There’s a saying that Wall Street does not like surprises — and certainly not earnings surprises … at least not to the downside.

Case in point: Tencent Holdings saw its stock slide more than 3 percent in intraday trading to roughly 335 Hong Kong dollars, and its American depositary receipts (ADRs) slip more than 10 percent, on the heels of what Bloomberg termed “shockingly poor quarterly numbers.” How poor? The latest report marks the first slide in profits in roughly a decade. The profit hit came amid a strong macro headwind: As the newswire noted, there is a freeze on new game approvals in China, and no real knowledge of when that freeze might thaw.

That backdrop with the profit and stock declines acting seemingly hand in hand  underscores how tech giants that have been a major force in upward market marches have been under pressure, Bloomberg said.

The Tencent results came on a day that saw the tech-heavy NASDAQ slip 120 basis points and Chinese firms, such as NetEase and JD.com, drop in share price by an average of 2.9 percent. Alibaba was off 3 percent.

It may be the case that the Chinese giants have been slipping on this day in tandem, as Tencent’s results underscore the impact that the government can have on firms’ financial results. As has been noted before, the Chinese government has been taking steps to tighten control over its internet sector, from mobile gaming to mobile payments (as has been seen with Alibaba), even as some of the biggest firms compete more fiercely with one another for eyeballs, wallet share and, of course, game play.

By the numbers, net income was down 2 percent year over year to 17.9 billion yuan, far below the 19.3 billion yuan that had been expected by the Street. As for the top line, revenues were up 30 percent  impressive as a stand-alone growth rate, but then again, the slowest pace in three years. The 73.7 billion logged in yuan for revenue was short of the 77.7 billion that the Street expected.

So, in China, with no new game afoot, Tencent has seen a challenge to the top line. The company has to keep content (and games) fresh and new, with an attendant boost in WeChat messaging activity. The cross-pollination allows the company the name behind Fortnite, for example to sell to more than a billion users. The drop came as the company saw a 19 percent drop in mobile gaming sales.

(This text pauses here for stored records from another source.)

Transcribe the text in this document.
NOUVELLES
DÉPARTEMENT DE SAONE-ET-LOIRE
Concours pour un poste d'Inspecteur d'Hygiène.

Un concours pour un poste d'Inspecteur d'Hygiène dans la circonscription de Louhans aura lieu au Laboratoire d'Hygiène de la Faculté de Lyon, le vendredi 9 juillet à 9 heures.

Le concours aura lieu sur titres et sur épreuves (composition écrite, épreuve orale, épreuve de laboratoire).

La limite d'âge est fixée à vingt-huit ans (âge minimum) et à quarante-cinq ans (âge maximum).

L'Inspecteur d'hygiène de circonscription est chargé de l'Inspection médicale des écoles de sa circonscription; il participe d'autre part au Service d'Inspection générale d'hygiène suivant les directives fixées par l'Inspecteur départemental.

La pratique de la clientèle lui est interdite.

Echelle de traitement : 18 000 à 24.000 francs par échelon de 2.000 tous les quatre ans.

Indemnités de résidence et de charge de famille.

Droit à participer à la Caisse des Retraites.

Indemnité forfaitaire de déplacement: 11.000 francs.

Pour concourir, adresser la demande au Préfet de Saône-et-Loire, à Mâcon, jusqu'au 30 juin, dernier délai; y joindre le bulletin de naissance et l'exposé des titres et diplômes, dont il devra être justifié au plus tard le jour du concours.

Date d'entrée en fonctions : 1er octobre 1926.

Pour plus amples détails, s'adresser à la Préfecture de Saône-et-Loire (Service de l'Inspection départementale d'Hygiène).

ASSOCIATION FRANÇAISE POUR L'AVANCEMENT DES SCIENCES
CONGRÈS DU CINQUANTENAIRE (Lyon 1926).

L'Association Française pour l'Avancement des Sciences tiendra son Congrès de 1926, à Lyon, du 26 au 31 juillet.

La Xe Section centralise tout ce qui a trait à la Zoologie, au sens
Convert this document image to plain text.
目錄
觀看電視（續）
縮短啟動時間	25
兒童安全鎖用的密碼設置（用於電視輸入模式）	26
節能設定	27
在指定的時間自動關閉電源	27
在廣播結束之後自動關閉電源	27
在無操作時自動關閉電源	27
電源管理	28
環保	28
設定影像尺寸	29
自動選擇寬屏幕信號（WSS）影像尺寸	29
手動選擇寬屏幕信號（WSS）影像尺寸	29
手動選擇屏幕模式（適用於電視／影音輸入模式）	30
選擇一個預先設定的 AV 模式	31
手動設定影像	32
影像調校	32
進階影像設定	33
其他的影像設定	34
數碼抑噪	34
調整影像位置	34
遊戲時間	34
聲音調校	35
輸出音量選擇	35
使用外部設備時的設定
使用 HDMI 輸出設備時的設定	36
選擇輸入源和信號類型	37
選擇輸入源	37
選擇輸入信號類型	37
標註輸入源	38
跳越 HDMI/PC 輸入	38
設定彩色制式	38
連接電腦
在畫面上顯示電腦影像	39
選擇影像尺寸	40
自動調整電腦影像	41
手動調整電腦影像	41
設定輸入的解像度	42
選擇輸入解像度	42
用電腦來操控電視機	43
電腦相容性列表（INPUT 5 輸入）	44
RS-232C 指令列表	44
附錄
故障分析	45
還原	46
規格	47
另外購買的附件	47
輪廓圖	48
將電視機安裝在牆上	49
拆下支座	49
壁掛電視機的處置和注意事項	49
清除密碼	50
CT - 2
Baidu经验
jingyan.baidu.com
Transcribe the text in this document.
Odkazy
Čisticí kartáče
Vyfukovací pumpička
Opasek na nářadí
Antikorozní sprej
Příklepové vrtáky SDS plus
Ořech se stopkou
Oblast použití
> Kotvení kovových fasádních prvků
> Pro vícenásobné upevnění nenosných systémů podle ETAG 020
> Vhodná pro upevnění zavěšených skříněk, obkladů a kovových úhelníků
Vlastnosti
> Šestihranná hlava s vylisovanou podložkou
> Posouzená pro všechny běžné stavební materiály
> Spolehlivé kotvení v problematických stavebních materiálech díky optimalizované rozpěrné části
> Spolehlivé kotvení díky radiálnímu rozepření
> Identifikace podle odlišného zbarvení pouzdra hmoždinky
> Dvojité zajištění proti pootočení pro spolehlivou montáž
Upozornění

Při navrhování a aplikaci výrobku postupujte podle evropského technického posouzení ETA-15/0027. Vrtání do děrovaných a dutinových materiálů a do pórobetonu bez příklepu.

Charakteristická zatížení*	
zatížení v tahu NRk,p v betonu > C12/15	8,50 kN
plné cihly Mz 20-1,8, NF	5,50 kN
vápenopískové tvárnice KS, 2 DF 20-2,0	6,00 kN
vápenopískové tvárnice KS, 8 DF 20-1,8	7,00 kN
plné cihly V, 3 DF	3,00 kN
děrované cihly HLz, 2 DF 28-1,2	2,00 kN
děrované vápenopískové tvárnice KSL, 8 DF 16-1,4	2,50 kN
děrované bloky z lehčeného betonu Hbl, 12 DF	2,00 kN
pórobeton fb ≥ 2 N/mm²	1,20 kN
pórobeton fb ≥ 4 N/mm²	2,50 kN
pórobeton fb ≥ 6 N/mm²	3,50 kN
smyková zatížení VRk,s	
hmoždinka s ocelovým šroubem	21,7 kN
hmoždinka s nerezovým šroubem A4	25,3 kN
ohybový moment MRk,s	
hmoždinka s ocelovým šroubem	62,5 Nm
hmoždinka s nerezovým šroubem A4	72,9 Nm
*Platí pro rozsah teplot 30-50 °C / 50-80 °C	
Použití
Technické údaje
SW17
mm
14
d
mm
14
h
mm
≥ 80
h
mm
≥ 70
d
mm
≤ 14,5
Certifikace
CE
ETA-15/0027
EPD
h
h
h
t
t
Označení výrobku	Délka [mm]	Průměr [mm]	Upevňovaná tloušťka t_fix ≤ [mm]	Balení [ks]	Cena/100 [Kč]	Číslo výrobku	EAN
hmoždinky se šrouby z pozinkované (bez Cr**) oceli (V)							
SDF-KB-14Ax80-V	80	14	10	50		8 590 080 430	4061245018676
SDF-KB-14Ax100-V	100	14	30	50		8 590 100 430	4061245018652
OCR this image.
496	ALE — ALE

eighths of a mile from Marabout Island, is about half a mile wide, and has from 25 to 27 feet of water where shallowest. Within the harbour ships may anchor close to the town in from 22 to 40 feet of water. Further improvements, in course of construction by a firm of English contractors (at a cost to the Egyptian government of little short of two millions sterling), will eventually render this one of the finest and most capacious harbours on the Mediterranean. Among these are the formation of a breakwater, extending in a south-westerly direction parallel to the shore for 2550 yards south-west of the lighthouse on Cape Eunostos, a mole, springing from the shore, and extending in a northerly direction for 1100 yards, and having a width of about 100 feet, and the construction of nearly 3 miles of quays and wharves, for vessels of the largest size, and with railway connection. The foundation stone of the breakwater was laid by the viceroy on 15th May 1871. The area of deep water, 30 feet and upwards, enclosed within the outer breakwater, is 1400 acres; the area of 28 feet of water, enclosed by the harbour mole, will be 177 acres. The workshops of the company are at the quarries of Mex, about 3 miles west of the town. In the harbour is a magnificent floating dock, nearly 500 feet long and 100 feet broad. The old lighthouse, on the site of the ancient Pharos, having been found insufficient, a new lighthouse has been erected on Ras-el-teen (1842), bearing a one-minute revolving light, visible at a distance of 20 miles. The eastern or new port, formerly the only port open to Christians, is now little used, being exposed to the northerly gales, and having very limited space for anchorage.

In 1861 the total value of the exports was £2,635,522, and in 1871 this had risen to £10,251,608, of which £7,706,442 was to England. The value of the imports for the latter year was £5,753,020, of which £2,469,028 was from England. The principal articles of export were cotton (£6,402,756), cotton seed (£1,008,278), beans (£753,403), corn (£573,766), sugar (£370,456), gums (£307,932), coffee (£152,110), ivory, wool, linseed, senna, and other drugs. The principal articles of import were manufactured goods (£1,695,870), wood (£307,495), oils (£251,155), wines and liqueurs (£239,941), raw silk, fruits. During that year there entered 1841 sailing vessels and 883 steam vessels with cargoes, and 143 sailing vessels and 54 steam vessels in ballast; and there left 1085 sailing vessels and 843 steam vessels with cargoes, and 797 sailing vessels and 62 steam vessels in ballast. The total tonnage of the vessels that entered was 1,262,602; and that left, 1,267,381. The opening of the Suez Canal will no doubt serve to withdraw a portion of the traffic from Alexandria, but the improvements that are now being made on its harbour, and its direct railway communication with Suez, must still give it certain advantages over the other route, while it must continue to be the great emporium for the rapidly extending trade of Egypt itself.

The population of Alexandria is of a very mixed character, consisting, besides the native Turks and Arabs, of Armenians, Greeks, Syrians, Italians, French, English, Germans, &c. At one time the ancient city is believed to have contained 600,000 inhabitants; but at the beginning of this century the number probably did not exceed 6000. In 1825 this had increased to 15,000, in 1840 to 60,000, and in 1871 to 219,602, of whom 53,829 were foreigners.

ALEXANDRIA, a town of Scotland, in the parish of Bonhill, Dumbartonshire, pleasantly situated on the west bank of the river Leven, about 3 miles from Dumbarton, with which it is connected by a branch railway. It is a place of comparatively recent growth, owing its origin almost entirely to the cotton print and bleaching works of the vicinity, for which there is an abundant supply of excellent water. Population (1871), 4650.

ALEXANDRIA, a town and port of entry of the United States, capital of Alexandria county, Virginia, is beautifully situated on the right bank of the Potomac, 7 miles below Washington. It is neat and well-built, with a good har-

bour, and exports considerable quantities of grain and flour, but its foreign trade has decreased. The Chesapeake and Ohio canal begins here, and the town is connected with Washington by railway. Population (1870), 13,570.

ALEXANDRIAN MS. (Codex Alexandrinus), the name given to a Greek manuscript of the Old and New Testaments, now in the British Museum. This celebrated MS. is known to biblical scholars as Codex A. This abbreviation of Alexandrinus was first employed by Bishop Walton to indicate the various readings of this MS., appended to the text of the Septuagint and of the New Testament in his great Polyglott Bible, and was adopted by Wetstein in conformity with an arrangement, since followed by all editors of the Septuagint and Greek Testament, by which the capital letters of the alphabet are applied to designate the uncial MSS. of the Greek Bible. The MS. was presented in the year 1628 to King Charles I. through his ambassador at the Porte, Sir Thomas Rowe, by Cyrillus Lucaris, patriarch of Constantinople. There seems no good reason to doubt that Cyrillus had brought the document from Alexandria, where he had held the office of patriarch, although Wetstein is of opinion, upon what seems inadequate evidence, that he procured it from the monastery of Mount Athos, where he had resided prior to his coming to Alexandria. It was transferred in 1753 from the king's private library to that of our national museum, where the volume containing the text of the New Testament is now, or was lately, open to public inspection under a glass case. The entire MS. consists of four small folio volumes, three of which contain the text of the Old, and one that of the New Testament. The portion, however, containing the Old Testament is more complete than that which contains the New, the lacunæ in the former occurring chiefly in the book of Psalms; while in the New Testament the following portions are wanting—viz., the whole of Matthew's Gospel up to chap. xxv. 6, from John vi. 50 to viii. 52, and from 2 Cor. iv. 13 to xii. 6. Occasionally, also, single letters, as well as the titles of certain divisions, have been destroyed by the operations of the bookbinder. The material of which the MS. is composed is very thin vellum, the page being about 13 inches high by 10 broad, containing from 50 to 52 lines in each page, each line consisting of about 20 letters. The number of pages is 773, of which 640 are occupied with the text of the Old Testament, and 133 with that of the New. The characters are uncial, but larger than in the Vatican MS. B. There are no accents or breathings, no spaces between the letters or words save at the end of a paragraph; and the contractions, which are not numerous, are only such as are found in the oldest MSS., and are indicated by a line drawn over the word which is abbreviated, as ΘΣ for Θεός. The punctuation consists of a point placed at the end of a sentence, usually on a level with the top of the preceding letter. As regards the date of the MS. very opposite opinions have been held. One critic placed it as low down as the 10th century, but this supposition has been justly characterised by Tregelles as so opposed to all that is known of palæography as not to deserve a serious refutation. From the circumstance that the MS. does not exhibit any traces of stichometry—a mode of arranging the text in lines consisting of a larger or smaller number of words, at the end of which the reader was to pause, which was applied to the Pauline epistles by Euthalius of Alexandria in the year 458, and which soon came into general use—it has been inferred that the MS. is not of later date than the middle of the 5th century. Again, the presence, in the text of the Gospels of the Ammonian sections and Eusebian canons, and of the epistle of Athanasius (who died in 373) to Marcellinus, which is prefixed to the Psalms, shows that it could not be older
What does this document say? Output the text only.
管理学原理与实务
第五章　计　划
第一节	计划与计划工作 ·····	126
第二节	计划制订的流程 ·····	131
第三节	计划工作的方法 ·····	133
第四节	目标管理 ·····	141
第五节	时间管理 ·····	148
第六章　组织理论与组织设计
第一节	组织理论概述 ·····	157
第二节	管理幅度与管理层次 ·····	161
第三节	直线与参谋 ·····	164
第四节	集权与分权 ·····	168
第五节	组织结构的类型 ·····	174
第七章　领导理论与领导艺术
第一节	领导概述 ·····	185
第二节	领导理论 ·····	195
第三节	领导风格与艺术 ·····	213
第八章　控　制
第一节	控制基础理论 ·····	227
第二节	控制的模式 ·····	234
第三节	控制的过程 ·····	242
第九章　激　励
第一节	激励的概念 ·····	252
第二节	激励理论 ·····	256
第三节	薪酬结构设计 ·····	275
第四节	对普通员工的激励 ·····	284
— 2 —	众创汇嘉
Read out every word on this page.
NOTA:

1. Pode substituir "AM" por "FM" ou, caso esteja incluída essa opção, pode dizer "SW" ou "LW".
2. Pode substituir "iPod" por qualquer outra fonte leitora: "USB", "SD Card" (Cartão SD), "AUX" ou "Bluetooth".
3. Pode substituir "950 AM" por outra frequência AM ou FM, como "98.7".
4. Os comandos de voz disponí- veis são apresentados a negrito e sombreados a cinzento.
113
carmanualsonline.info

This was enough to swamp bright spots such as payments, where the monthly active user (MAU) count came in at 800 million, with volumes up 40 percent year on year. However, as Bloomberg noted, there may be a hit to margins looming as the financial services business requires Tencent to set aside reserves.

One possible promising area is payments, where MAUs stood at 800 million in June. Bloomberg said, “Daily transaction volume was up 40 percent in the quarter. But Tencent also warned of a hit to gross margins by higher requirements on the reserves it must set aside for its financial services business.”

The vagaries of the gaming ban can be seen in the fact that, in tandem with no new game approvals on the horizon, games already out in the field can be held back. Consider the fact that the Chinese government made the company drop Monster Hunter: World (a gaming title) a few days after the game hit (virtual) shelves.

WeChat, the messaging offering, was a bright spot, as it saw MAUs grow about 10 percent year on year to just over 1 billion users, which in turn helped advertising revenues soar 39 percent.